IN THE WINTER OF 2003, before the Democratic presidential primaries, Bush political adviser Karl Rove took a poll. He asked nine senior members of the Bush-Cheney reelection campaign who they thought would emerge over the coming months as the Democrats' presidential nominee. The respondents were split. And they all turned out to be wrong. Missouri Democrat Richard Gephardt won with five votes, while former Vermont governor Howard Dean came in a close second with four. Among those who thought Gephardt would claim the nomination? President Bush himself.
This story is taken from a new book put out by one of those advisers, former Republican National Committee chairman Ed Gillespie. His Winning Right: Campaign Politics and Conservative Policies (Threshold Editions, $26.00) is filled with such anecdotes, and is well worth reading if you're a political junkie.
Gillespie's book belongs to a specific genre--that of establishment Washington. There are dozens of books about politics by political figures who have never been elected to office, and Gillespie is just such a figure--but his book has the distinction of being intelligent, respectful of his opponents, and even occasionally funny.
Now in his third decade in Washington, Gillespie started off as an intern in the congressional office of Democratic congressman Andy Ireland of Florida. But Ireland was a conservative Democrat who was at odds with his party, and in 1984 he announced he would run for reelection as a Republican. Gillespie switched his party affiliation too. It was a good career move. In February 1985, a freshman Republican
congressman from Texas, Dick Armey, hired Gillespie as press secretary. Armey went on to become the first Republican majority leader of the House of Representatives in decades. Gillespie would leave the Hill to work for Haley Barbour at the Republican National Committee during the 1996 presidential cycle.
The Republican nominee in 1996, Senate majority leader Bob Dole of Kansas, lost. But that didn't alter Gillespie's upward trajectory. He left partisan politics for lobbying and public relations, working first at Barbour's firm, then starting his own. That firm, Quinn Gillespie & Associates, is one of the largest, and certainly one of the most famous, of its kind. (The Quinn in "Quinn Gillespie" is Jack Quinn, former counsel to President Clinton.) Gillespie's career doesn't simply coincide with the Republican ascendancy from Reaganite insurgency to (semi)functioning governing majority. It symbolizes it.

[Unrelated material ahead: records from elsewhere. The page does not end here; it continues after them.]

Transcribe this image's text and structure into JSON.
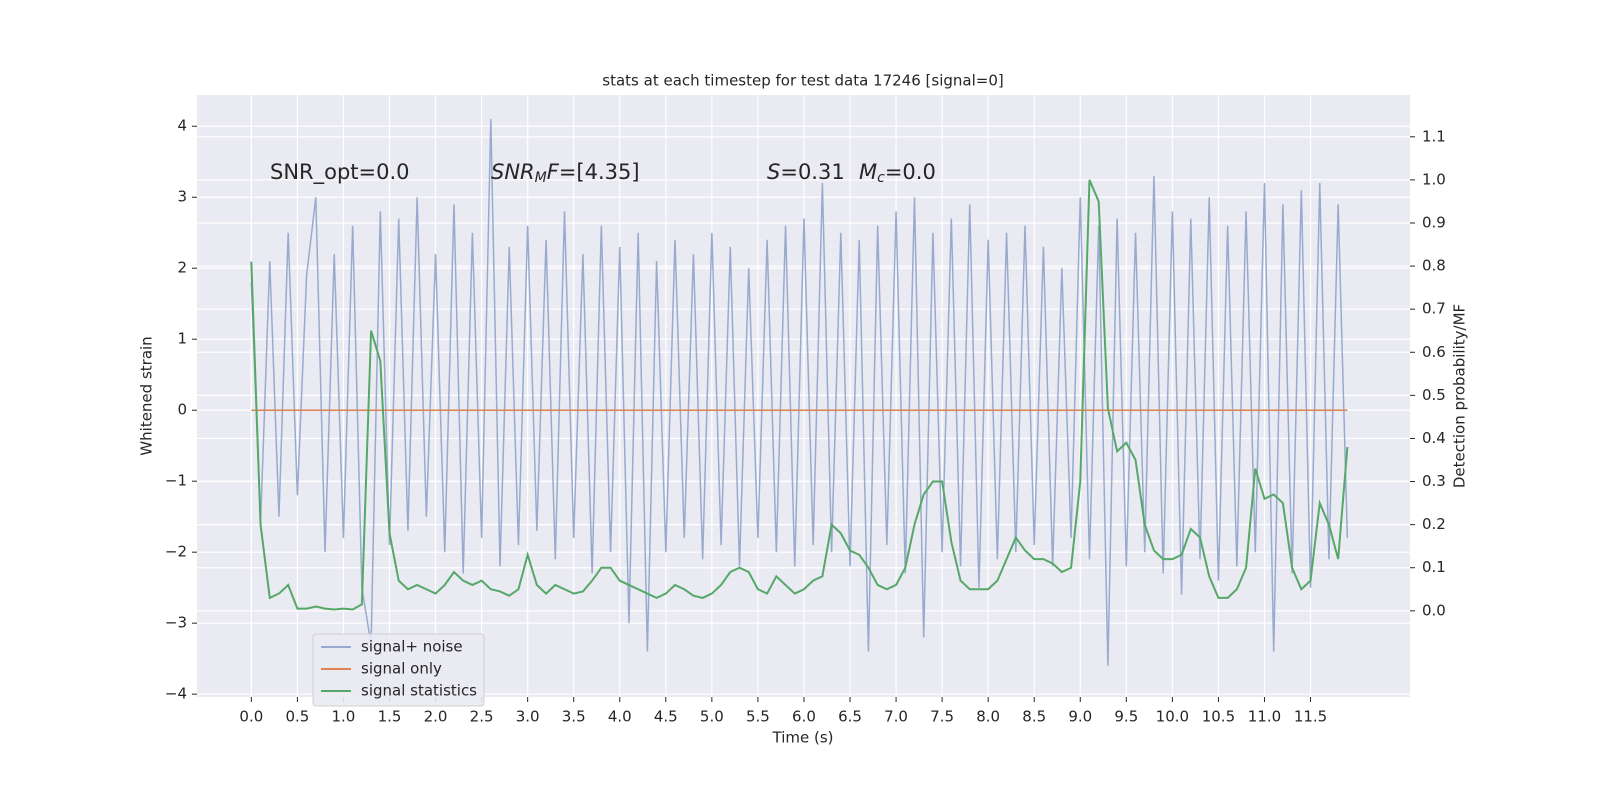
{
  "chart_data": {
    "type": "line",
    "title": "stats at each timestep for test data 17246 [signal=0]",
    "xlabel": "Time (s)",
    "ylabel": "Whitened strain",
    "y2label": "Detection probability/MF",
    "annotations": [
      [
        {
          "text": "SNR_opt=0.0"
        }
      ],
      [
        {
          "text": "SNR",
          "style": "italic"
        },
        {
          "text": "M",
          "style": "sub"
        },
        {
          "text": "F",
          "style": "italic"
        },
        {
          "text": "=[4.35]"
        }
      ],
      [
        {
          "text": "S",
          "style": "italic"
        },
        {
          "text": "=0.31"
        }
      ],
      [
        {
          "text": "M",
          "style": "italic"
        },
        {
          "text": "c",
          "style": "sub"
        },
        {
          "text": "=0.0"
        }
      ]
    ],
    "x": [
      0,
      0.1,
      0.2,
      0.3,
      0.4,
      0.5,
      0.6,
      0.7,
      0.8,
      0.9,
      1,
      1.1,
      1.2,
      1.3,
      1.4,
      1.5,
      1.6,
      1.7,
      1.8,
      1.9,
      2,
      2.1,
      2.2,
      2.3,
      2.4,
      2.5,
      2.6,
      2.7,
      2.8,
      2.9,
      3,
      3.1,
      3.2,
      3.3,
      3.4,
      3.5,
      3.6,
      3.7,
      3.8,
      3.9,
      4,
      4.1,
      4.2,
      4.3,
      4.4,
      4.5,
      4.6,
      4.7,
      4.8,
      4.9,
      5,
      5.1,
      5.2,
      5.3,
      5.4,
      5.5,
      5.6,
      5.7,
      5.8,
      5.9,
      6,
      6.1,
      6.2,
      6.3,
      6.4,
      6.5,
      6.6,
      6.7,
      6.8,
      6.9,
      7,
      7.1,
      7.2,
      7.3,
      7.4,
      7.5,
      7.6,
      7.7,
      7.8,
      7.9,
      8,
      8.1,
      8.2,
      8.3,
      8.4,
      8.5,
      8.6,
      8.7,
      8.8,
      8.9,
      9,
      9.1,
      9.2,
      9.3,
      9.4,
      9.5,
      9.6,
      9.7,
      9.8,
      9.9,
      10,
      10.1,
      10.2,
      10.3,
      10.4,
      10.5,
      10.6,
      10.7,
      10.8,
      10.9,
      11,
      11.1,
      11.2,
      11.3,
      11.4,
      11.5,
      11.6,
      11.7,
      11.8,
      11.9
    ],
    "series": [
      {
        "name": "signal+ noise",
        "color": "#99aacf",
        "values": [
          1.8,
          -1.6,
          2.1,
          -1.5,
          2.5,
          -1.2,
          1.9,
          3.0,
          -2.0,
          2.2,
          -1.8,
          2.6,
          -2.5,
          -3.3,
          2.8,
          -1.9,
          2.7,
          -1.7,
          3.0,
          -1.5,
          2.2,
          -2.0,
          2.9,
          -2.3,
          2.5,
          -1.8,
          4.1,
          -2.2,
          2.3,
          -1.9,
          2.6,
          -1.7,
          2.4,
          -2.1,
          2.8,
          -1.8,
          2.2,
          -2.3,
          2.6,
          -2.0,
          2.3,
          -3.0,
          2.5,
          -3.4,
          2.1,
          -2.0,
          2.4,
          -1.8,
          2.2,
          -2.1,
          2.5,
          -1.9,
          2.3,
          -2.2,
          2.0,
          -1.8,
          2.4,
          -2.0,
          2.6,
          -2.2,
          2.7,
          -1.9,
          3.2,
          -2.0,
          2.5,
          -2.2,
          2.4,
          -3.4,
          2.6,
          -1.9,
          2.8,
          -2.3,
          3.0,
          -3.2,
          2.5,
          -2.0,
          2.7,
          -2.2,
          2.9,
          -2.5,
          2.4,
          -2.1,
          2.5,
          -2.0,
          2.6,
          -1.9,
          2.3,
          -2.2,
          2.0,
          -1.8,
          3.0,
          -2.1,
          2.6,
          -3.6,
          2.7,
          -2.2,
          2.5,
          -2.0,
          3.3,
          -2.3,
          2.8,
          -2.6,
          2.7,
          -2.1,
          3.0,
          -2.4,
          2.6,
          -2.2,
          2.8,
          -2.0,
          3.2,
          -3.4,
          2.9,
          -2.3,
          3.1,
          -2.5,
          3.2,
          -2.1,
          2.9,
          -1.8
        ]
      },
      {
        "name": "signal only",
        "color": "#dd8452",
        "values": [
          0,
          0,
          0,
          0,
          0,
          0,
          0,
          0,
          0,
          0,
          0,
          0,
          0,
          0,
          0,
          0,
          0,
          0,
          0,
          0,
          0,
          0,
          0,
          0,
          0,
          0,
          0,
          0,
          0,
          0,
          0,
          0,
          0,
          0,
          0,
          0,
          0,
          0,
          0,
          0,
          0,
          0,
          0,
          0,
          0,
          0,
          0,
          0,
          0,
          0,
          0,
          0,
          0,
          0,
          0,
          0,
          0,
          0,
          0,
          0,
          0,
          0,
          0,
          0,
          0,
          0,
          0,
          0,
          0,
          0,
          0,
          0,
          0,
          0,
          0,
          0,
          0,
          0,
          0,
          0,
          0,
          0,
          0,
          0,
          0,
          0,
          0,
          0,
          0,
          0,
          0,
          0,
          0,
          0,
          0,
          0,
          0,
          0,
          0,
          0,
          0,
          0,
          0,
          0,
          0,
          0,
          0,
          0,
          0,
          0,
          0,
          0,
          0,
          0,
          0,
          0,
          0,
          0,
          0,
          0
        ]
      },
      {
        "name": "signal statistics",
        "color": "#55a868",
        "axis": "y2",
        "values": [
          0.81,
          0.2,
          0.03,
          0.04,
          0.06,
          0.005,
          0.005,
          0.01,
          0.005,
          0.003,
          0.005,
          0.003,
          0.015,
          0.65,
          0.58,
          0.18,
          0.07,
          0.05,
          0.06,
          0.05,
          0.04,
          0.06,
          0.09,
          0.07,
          0.06,
          0.07,
          0.05,
          0.045,
          0.035,
          0.05,
          0.13,
          0.06,
          0.04,
          0.06,
          0.05,
          0.04,
          0.045,
          0.07,
          0.1,
          0.1,
          0.07,
          0.06,
          0.05,
          0.04,
          0.03,
          0.04,
          0.06,
          0.05,
          0.035,
          0.03,
          0.04,
          0.06,
          0.09,
          0.1,
          0.09,
          0.05,
          0.04,
          0.08,
          0.06,
          0.04,
          0.05,
          0.07,
          0.08,
          0.2,
          0.18,
          0.14,
          0.13,
          0.1,
          0.06,
          0.05,
          0.06,
          0.1,
          0.2,
          0.27,
          0.3,
          0.3,
          0.16,
          0.07,
          0.05,
          0.05,
          0.05,
          0.07,
          0.12,
          0.17,
          0.14,
          0.12,
          0.12,
          0.11,
          0.09,
          0.1,
          0.3,
          1.0,
          0.95,
          0.47,
          0.37,
          0.39,
          0.35,
          0.2,
          0.14,
          0.12,
          0.12,
          0.13,
          0.19,
          0.17,
          0.08,
          0.03,
          0.03,
          0.05,
          0.1,
          0.33,
          0.26,
          0.27,
          0.25,
          0.1,
          0.05,
          0.07,
          0.25,
          0.2,
          0.12,
          0.38
        ]
      }
    ],
    "xlim": [
      -0.59,
      12.58
    ],
    "xticks": [
      {
        "value": 0,
        "label": "0.0"
      },
      0.5,
      {
        "value": 1,
        "label": "1.0"
      },
      1.5,
      {
        "value": 2,
        "label": "2.0"
      },
      2.5,
      {
        "value": 3,
        "label": "3.0"
      },
      3.5,
      {
        "value": 4,
        "label": "4.0"
      },
      4.5,
      {
        "value": 5,
        "label": "5.0"
      },
      5.5,
      {
        "value": 6,
        "label": "6.0"
      },
      6.5,
      {
        "value": 7,
        "label": "7.0"
      },
      7.5,
      {
        "value": 8,
        "label": "8.0"
      },
      8.5,
      {
        "value": 9,
        "label": "9.0"
      },
      9.5,
      {
        "value": 10,
        "label": "10.0"
      },
      10.5,
      {
        "value": 11,
        "label": "11.0"
      },
      11.5
    ],
    "ylim": [
      -4.04,
      4.44
    ],
    "yticks": [
      {
        "value": -4,
        "label": "−4"
      },
      {
        "value": -3,
        "label": "−3"
      },
      {
        "value": -2,
        "label": "−2"
      },
      {
        "value": -1,
        "label": "−1"
      },
      0,
      1,
      2,
      3,
      4
    ],
    "y2lim": [
      -0.2,
      1.197
    ],
    "y2ticks": [
      {
        "value": 0,
        "label": "0.0"
      },
      0.1,
      0.2,
      0.3,
      0.4,
      0.5,
      0.6,
      0.7,
      0.8,
      0.9,
      {
        "value": 1,
        "label": "1.0"
      },
      1.1
    ],
    "grid": true,
    "legend": "lower left",
    "background": "#eaeaf2"
  }
}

The casual observer of national politics will probably remember Gillespie from the role he played in the 2004 presidential campaign. As chairman of the Republican National Committee, the former RNC intern helped to coordinate communications strategy and was an omnipresent fixture on cable news. Throughout that tumultuous, close-run race, Gillespie had the good fortune to have as a sparring partner Democratic National Committee chair and fellow Catholic University alumn Terry McAuliffe, the Clinton fundraiser. Gillespie calls McAulliffe "the Macker." Off camera, the two are friendly. McAuliffe is "a much nicer guy in person than he comes across on television," Gillespie writes.
One comes to expect such kind words from this author, who has little unkind to say about anyone. This is not a tell-all book. "My first Cardinal Rule of Politics is loyalty," Gillespie writes, which might have figured in his success. His most critical words are directed at the "mainstream media," which he finds biased against Republicans, and--more intriguing--Republican pollster Frank Luntz. Luntz polled for Ross Perot in the 1992 campaign. Also, he conducted some focus groups testing the Republican's 1994 Contract with America. "He used that single task to essentially claim credit for its creation," Gillespie writes disapprovingly, "and made a fortune selling politicians across the globe on the idea." Gillespie continues: "It's unfortunate. A lot of people did a lot more work and had a lot more to do with its conception and development than Frank did . . . Frank is one of those consultants who believe that it's all about him, not the ideas or the candidates."